Die 1987 geborene Klägerin ist diplomierte Designerin und erzielt seit 2017 den überwiegenden Anteil ihrer Einnahmen als Tätowiererin. Darüber hinaus ist sie als Illustratorin und Zeichnerin selbständig tätig. Sie nahm an Ausstellungen teil und gewann hierbei auch Preise. Ihren Antrag auf Feststellung der Versicherungspflicht nach dem KSVG lehnte die beklagte Künstlersozialkasse ab: Tätowierer seien nach dem Bundessozialgericht nur dann bildende Künstler im Sinne von § 2 Satz 1 KSVG, wenn sie mit ihren Arbeiten Aufmerksamkeit und Anerkennung über den eigenen Kundenkreis und über die Szene der Tätowierer hinaus erzielten (Verweis auf Bundessozialgericht vom 28. Februar 2007 - B 3 KS 2/07 R - BSGE 98, 152 = SozR 4-5425 § 2 Nummer 11).

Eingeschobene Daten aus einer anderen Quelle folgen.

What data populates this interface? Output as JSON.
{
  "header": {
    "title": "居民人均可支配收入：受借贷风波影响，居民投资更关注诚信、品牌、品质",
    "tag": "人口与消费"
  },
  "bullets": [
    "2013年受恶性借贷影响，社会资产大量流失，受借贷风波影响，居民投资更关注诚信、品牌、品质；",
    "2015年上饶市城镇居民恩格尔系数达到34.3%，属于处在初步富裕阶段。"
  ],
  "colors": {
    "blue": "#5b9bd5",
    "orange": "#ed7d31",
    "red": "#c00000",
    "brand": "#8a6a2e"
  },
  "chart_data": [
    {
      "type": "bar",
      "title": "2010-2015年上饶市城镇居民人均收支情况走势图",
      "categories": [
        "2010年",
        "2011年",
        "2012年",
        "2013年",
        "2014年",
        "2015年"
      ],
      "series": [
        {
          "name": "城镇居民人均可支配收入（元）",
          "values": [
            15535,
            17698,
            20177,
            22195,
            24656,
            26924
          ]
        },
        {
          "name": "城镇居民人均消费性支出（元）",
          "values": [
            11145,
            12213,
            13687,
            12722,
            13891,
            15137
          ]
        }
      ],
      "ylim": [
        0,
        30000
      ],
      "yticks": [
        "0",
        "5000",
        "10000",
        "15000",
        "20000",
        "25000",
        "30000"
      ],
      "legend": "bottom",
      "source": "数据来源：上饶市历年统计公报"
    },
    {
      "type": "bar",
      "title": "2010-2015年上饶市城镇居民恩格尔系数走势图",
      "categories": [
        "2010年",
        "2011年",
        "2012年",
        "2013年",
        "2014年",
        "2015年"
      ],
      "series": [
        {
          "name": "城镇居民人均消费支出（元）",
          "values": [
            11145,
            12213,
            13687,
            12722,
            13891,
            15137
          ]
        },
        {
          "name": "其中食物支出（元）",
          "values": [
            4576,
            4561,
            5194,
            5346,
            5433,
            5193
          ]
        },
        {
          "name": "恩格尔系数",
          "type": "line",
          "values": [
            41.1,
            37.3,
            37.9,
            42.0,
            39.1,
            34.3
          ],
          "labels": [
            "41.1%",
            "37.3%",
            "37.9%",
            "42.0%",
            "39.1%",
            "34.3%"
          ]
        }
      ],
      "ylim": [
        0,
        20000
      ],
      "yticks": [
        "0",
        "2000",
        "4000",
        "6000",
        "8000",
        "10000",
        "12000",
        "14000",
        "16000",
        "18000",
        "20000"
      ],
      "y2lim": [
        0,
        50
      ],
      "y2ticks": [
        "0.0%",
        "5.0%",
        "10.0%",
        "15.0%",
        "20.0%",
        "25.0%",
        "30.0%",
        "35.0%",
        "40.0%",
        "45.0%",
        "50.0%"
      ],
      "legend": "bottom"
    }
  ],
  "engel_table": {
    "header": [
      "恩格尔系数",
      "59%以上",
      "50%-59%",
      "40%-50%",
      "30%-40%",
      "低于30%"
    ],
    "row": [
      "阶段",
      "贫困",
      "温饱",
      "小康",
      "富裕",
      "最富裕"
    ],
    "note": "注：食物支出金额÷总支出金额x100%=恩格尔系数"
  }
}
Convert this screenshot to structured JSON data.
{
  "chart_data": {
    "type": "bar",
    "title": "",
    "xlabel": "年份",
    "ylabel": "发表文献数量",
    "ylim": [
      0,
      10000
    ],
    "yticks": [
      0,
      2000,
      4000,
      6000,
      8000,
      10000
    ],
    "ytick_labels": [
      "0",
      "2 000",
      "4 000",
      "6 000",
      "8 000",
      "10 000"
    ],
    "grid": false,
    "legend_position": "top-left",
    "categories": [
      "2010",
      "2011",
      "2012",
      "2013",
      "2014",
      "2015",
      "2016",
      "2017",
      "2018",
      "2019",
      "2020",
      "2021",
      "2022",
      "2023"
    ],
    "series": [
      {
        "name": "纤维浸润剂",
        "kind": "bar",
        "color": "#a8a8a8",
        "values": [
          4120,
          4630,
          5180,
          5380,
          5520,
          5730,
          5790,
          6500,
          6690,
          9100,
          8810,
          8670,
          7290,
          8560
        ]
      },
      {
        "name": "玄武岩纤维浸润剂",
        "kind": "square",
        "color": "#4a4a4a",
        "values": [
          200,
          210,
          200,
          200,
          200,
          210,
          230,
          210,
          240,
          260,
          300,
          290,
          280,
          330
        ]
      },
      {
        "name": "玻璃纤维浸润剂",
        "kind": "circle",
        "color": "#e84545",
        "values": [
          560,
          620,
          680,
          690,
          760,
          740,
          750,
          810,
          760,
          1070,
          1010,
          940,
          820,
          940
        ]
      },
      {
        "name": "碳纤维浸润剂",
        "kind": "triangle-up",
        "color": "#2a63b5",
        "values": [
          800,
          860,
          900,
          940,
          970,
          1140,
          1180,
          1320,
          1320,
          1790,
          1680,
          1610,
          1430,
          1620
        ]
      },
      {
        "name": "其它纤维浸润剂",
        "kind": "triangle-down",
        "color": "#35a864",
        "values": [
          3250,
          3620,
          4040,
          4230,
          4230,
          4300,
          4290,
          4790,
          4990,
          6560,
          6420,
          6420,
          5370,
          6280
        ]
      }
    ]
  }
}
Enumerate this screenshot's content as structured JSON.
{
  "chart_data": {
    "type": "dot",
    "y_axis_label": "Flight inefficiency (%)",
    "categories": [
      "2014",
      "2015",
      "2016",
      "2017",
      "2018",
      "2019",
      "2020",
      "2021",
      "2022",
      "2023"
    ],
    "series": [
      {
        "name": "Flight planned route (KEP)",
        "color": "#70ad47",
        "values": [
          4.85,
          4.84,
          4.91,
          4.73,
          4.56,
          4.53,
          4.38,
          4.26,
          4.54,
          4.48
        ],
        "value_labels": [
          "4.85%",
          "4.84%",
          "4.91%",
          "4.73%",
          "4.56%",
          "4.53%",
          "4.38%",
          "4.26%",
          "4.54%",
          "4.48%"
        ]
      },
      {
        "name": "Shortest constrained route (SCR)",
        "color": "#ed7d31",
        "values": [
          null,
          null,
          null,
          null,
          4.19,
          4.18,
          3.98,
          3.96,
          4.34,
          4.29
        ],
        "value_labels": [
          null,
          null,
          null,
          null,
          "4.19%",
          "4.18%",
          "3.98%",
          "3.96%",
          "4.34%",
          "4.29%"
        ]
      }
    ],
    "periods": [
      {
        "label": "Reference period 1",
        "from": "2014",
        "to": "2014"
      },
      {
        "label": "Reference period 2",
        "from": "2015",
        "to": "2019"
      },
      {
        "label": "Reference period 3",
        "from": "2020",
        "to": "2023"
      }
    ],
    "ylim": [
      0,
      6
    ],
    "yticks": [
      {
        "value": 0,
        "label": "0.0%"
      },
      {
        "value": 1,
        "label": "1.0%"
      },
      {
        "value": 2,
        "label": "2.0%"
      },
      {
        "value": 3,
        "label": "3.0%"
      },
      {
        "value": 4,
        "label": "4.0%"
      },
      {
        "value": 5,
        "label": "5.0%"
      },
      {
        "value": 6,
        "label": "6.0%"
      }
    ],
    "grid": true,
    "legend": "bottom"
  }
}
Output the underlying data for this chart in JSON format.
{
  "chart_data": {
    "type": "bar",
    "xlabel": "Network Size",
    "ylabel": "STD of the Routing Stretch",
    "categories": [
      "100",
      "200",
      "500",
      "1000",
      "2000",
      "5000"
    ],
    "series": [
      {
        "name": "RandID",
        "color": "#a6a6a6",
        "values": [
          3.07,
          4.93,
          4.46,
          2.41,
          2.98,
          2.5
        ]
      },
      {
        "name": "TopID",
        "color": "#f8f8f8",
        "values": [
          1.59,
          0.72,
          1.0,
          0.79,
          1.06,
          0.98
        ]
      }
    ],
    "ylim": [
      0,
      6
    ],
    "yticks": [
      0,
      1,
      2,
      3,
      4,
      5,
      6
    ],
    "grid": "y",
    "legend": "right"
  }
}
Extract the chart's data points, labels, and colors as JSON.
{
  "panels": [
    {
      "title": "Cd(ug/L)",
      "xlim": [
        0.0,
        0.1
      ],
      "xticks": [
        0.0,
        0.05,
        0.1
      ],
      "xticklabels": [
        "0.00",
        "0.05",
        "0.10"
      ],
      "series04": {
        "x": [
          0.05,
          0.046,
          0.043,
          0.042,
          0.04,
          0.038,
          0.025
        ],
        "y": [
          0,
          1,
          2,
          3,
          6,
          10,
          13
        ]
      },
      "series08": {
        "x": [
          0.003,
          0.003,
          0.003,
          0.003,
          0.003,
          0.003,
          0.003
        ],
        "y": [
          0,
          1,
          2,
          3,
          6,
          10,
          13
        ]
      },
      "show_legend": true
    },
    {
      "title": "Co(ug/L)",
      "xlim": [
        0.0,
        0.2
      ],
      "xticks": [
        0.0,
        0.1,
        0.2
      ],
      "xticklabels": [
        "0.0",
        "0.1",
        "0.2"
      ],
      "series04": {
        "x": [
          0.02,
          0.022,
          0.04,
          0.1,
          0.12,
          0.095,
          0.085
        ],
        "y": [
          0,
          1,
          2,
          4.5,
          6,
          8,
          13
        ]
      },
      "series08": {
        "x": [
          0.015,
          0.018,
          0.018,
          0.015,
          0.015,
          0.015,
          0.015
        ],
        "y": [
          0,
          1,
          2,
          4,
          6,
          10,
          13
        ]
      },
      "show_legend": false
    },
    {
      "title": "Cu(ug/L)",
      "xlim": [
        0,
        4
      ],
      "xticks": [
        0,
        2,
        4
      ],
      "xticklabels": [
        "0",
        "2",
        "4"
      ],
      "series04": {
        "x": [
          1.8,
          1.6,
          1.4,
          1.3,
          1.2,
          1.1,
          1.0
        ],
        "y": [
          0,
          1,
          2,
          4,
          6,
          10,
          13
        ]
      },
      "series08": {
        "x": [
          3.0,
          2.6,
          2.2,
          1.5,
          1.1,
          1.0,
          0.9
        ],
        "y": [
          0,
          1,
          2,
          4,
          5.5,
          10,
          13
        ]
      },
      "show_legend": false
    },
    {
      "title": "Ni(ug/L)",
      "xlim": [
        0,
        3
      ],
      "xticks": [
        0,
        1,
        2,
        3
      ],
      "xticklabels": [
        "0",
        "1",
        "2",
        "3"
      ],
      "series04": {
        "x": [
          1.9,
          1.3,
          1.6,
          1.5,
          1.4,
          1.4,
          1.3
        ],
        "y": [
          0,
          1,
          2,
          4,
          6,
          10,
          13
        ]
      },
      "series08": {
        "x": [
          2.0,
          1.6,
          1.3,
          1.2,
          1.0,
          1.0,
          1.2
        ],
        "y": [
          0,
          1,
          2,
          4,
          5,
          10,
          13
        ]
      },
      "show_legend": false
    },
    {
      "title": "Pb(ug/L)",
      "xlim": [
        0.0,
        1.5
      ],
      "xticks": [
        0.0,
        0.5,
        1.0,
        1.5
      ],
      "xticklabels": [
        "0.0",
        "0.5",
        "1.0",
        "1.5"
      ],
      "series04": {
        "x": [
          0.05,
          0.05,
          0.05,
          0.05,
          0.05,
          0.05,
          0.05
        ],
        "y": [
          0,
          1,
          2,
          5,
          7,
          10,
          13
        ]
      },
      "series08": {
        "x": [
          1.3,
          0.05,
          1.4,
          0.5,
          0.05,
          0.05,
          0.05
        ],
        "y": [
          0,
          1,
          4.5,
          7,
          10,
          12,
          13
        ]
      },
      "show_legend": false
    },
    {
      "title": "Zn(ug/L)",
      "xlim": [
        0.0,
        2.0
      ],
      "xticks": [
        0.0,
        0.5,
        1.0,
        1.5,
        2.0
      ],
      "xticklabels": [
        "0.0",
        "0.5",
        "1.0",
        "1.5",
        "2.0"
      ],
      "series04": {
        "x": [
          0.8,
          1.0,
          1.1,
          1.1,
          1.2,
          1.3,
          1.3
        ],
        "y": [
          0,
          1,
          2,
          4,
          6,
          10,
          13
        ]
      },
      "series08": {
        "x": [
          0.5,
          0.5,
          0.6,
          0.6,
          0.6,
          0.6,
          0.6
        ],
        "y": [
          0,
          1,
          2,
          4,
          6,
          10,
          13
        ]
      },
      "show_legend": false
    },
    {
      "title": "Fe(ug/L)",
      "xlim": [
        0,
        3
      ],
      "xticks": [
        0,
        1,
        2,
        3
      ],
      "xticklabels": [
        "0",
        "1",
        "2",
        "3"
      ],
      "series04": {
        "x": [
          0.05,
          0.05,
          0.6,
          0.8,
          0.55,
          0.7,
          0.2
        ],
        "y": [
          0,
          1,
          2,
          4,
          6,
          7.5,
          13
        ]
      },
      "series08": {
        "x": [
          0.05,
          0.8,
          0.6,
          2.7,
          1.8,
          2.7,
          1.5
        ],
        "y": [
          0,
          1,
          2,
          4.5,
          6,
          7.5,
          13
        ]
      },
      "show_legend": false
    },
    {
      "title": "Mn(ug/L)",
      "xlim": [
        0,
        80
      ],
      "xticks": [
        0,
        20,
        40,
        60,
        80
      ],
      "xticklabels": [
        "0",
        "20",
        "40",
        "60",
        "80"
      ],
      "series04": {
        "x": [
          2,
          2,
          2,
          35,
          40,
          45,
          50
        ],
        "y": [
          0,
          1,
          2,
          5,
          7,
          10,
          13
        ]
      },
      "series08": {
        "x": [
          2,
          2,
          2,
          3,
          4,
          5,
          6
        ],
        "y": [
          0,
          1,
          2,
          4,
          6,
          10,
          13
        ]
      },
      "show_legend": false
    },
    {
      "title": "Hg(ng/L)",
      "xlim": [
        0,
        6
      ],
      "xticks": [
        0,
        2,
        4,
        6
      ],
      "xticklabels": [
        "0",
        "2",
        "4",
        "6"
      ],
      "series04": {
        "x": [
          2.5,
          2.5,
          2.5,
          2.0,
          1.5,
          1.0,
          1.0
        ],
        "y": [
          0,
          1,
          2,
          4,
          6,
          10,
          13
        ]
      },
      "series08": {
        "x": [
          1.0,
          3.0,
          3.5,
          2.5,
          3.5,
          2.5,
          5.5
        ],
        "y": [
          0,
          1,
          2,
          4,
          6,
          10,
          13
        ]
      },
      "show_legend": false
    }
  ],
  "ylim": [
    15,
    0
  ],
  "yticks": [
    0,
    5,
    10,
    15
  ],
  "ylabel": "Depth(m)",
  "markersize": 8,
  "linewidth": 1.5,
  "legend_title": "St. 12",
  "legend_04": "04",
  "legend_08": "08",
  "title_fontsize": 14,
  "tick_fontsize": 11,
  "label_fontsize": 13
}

Das Sozialgericht hat die angefochtenen Bescheide aufgehoben und festgestellt, dass die Klägerin in ihrer Tätigkeit als Tattookünstlerin und Illustratorin ab 28. Mai 2020 der Versicherungspflicht nach dem KSVG unterliegt: Im Hinblick auf Tätowierungen, wie sie von ihr gestochen würden, habe sich die allgemeine Verkehrsanschauung seit dem Urteil des Bundessozialgerichts aus 2007 geändert. Es habe sich eine neue kreative Tätowierszene etabliert. Bei diesen Kreativen habe sich der Schwerpunkt von einer handwerklichen zu einer künstlerischen Betätigung entwickelt. Das Gericht sei davon überzeugt, dass die Klägerin eine klassische Tätigkeit als Illustratorin auf der Haut ihrer Kunden fortführe. Sei eine Tätowiererin, wie die Klägerin, diplomiert und in ihren Kreisen bereits eine anerkannte Künstlerin, bleibe sie dies auch dann, wenn sie lediglich einen Wirkbereich ihrer Kunst mittels handwerklicher Tätigkeit auf und in der Haut verewige. Das Landessozialgericht hat die Berufung der Beklagten zurückgewiesen: Die Klägerin sei seit ihrem Studium in ihrem Gesamtwirken künstlerisch tätig und mit dieser einheitlich zu bewertenden Kunst - lediglich in ihren dargestellten Medien variierend - als Künstlerin anerkannt. Sie erstelle selbst individuelle Motive und setze diese als Tattoo um. Daher habe sie kein angestammtes handwerkliches Berufsfeld des Tätowierers verlassen, sondern ein solches zu keinem Zeitpunkt begründet.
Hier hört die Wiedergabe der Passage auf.